West Virginia is reviving its Bitcoin reserve plan, one year after its first attempt failed. This new bill aims to authorize the state to invest in “inflation-hedge” assets, such as gold, silver, and Bitcoin. Will this time be the charm?
West Virginia Revives Its Bitcoin Reserve Plan
On February 14, 2025, West Virginia became the 23rd state to introduce a bill aimed at creating a Bitcoin reserve. Although Bitcoin was not explicitly mentioned in the bill, it was the only asset that met the established criteria.
The bill was introduced by Senator Chris Rose (Republican), a former coal miner who now serves as chairman of the Senate Committee on Energy, Industry, and Mining.
It was first reviewed by the Banking and Insurance Committee, then by the Finance Committee. These specialized committees are responsible for studying, amending, and approving the bill before it is voted on by the Senate.
The problem is that “Senate Bill 465” (SB 465) died in committee, meaning it was not adopted by the full legislature and remained at the committee presentation stage.
But now, a year later, on January 14, 2026, Senate Bill 143 was also introduced during a regular session. This bill is in fact a reintroduction of Senator Chris Rose’s proposal for a law on protection against inflation.
Upon analysis, the texts prove to be broadly similar, with only a few differences in form, primarily driven by political objectives.

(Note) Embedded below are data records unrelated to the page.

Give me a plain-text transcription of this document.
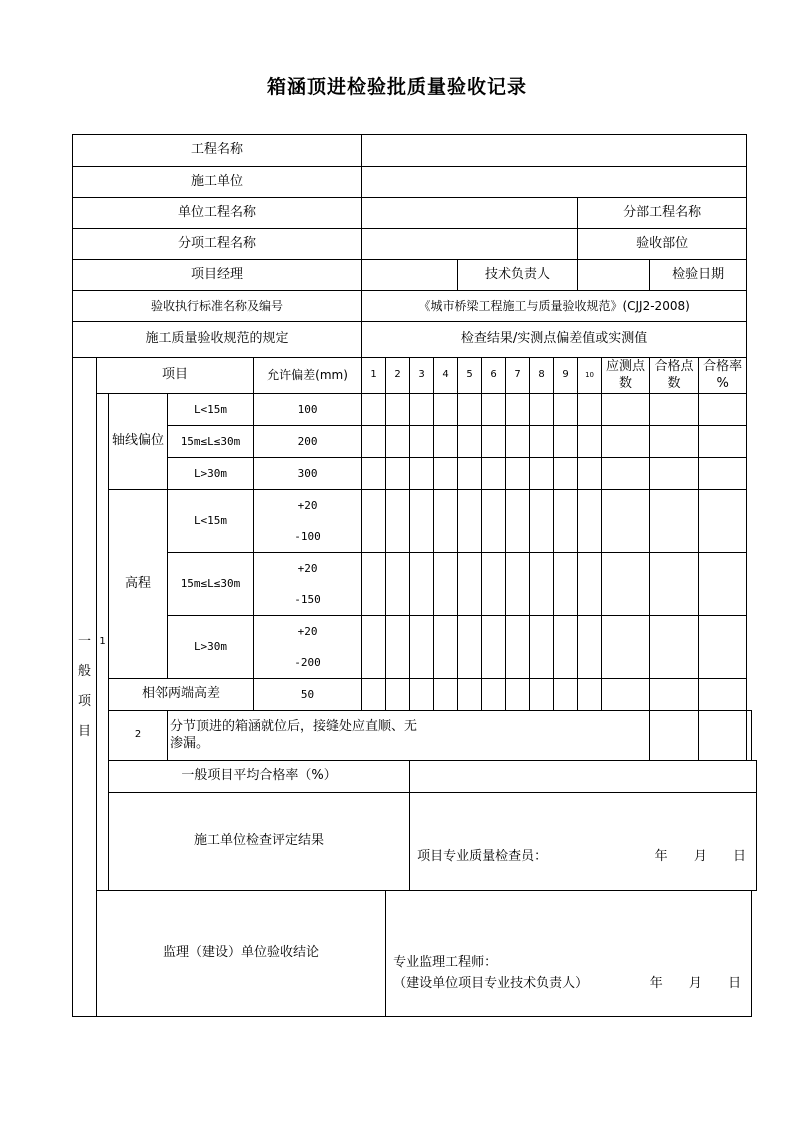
箱涵顶进检验批质量验收记录
工程名称																		
施工单位																		
单位工程名称														分部工程名称				
分项工程名称														验收部位				
项目经理									技术负责人							检验日期		
验收执行标准名称及编号					《城市桥梁工程施工与质量验收规范》(CJJ2-2008)													
施工质量验收规范的规定					检查结果/实测点偏差值或实测值													
一般项目	项目			允许偏差(mm)	1	2	3	4	5	6	7	8	9	10	应测点数	合格点数	合格率 %	
	1	轴线偏位	L<15m	100														
			15m≤L≤30m	200														
			L>30m	300														
		高程	L<15m	+20
-100														

			15m≤L≤30m	+20
-150														

			L>30m	+20
-200														

		相邻两端高差		50														
		2	分节顶进的箱涵就位后，接缝处应直顺、无渗漏。															

		一般项目平均合格率（%）																
		施工单位检查评定结果					项目专业质量检查员： 年 月 日											

	监理（建设）单位验收结论					专业监理工程师：
（建设单位项目专业技术负责人） 年 月 日												
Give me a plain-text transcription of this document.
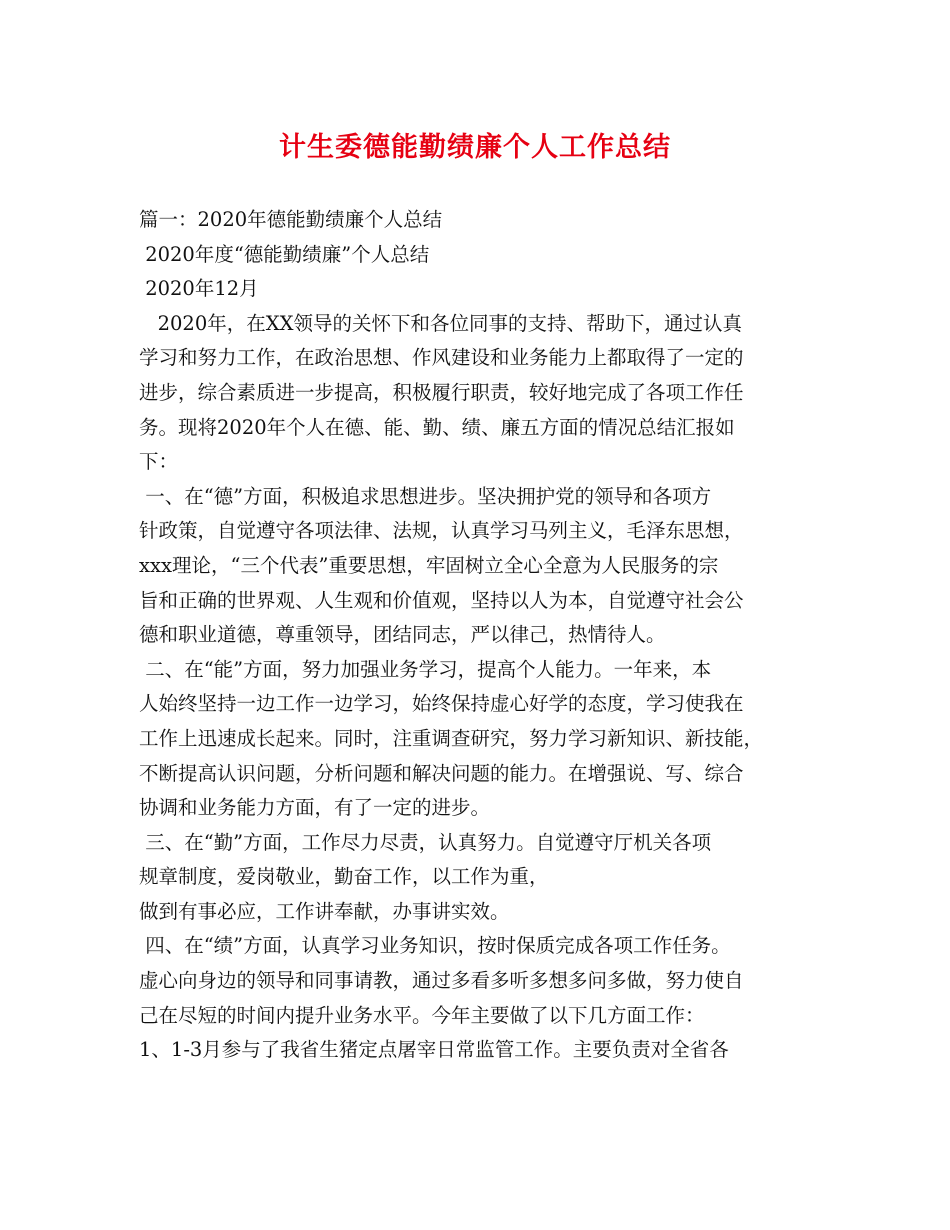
计生委德能勤绩廉个人工作总结
篇一：2020年德能勤绩廉个人总结
2020年度“德能勤绩廉”个人总结
2020年12月
2020年，在XX领导的关怀下和各位同事的支持、帮助下，通过认真
学习和努力工作，在政治思想、作风建设和业务能力上都取得了一定的
进步，综合素质进一步提高，积极履行职责，较好地完成了各项工作任
务。现将2020年个人在德、能、勤、绩、廉五方面的情况总结汇报如
下：
一、在“德”方面，积极追求思想进步。坚决拥护党的领导和各项方
针政策，自觉遵守各项法律、法规，认真学习马列主义，毛泽东思想，
xxx理论，“三个代表”重要思想，牢固树立全心全意为人民服务的宗
旨和正确的世界观、人生观和价值观，坚持以人为本，自觉遵守社会公
德和职业道德，尊重领导，团结同志，严以律己，热情待人。
二、在“能”方面，努力加强业务学习，提高个人能力。一年来，本
人始终坚持一边工作一边学习，始终保持虚心好学的态度，学习使我在
工作上迅速成长起来。同时，注重调查研究，努力学习新知识、新技能，
不断提高认识问题，分析问题和解决问题的能力。在增强说、写、综合
协调和业务能力方面，有了一定的进步。
三、在“勤”方面，工作尽力尽责，认真努力。自觉遵守厅机关各项
规章制度，爱岗敬业，勤奋工作，以工作为重，
做到有事必应，工作讲奉献，办事讲实效。
四、在“绩”方面，认真学习业务知识，按时保质完成各项工作任务。
虚心向身边的领导和同事请教，通过多看多听多想多问多做，努力使自
己在尽短的时间内提升业务水平。今年主要做了以下几方面工作：
1、1-3月参与了我省生猪定点屠宰日常监管工作。主要负责对全省各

For example, in the 2025 text, no specific assets were explicitly mentioned; the description was purely technical, neutral, and administrative. The new text directly mentions gold, silver, and Bitcoin, thus signaling a more political orientation.
At the start of the 2026 legislative session, Bitcoin reserve proposals—which had fallen by the wayside—appear to be resurfacing, as recently illustrated by Florida’s renewed push.
What exactly are we talking about?
Thus, the purpose of this bill is to authorize certain state investments in assets considered to be bulwarks against inflation: gold, silver, and Bitcoin.
The bill would allow the Board of Treasury Investments to allocate up to 10% of the funds under its supervision.
Thus, the state would be authorized to invest in:
- Stablecoins that have received regulatory approval at the federal or state level;
- precious metals such as silver, gold, or platinum;
- cryptocurrencies with a market capitalization exceeding $750 billion on average over the previous year;
- any other exchange-traded derivative issued by a registered investment company.
It should be noted that the market capitalization threshold rule is a way to limit investment to the mother of all cryptocurrencies: BTC.
Furthermore, the 10% cap applies at the time of investment and is not intended to force the asset manager to sell holdings in the event of an increase in asset value.
Indeed, the objective is not to let these assets sit idle but to use them to generate income through staking or dividends, for example.
Furthermore, this text also aims to establish detailed rules regarding cryptocurrency management. Standards regarding key management, geographic redundancy, and access control are specified in the text.
If this text passes the special committee stage, the State Treasurer is authorized to propose additional internal regulations concerning the implementation of this law, provided that these rules are approved by the legislature.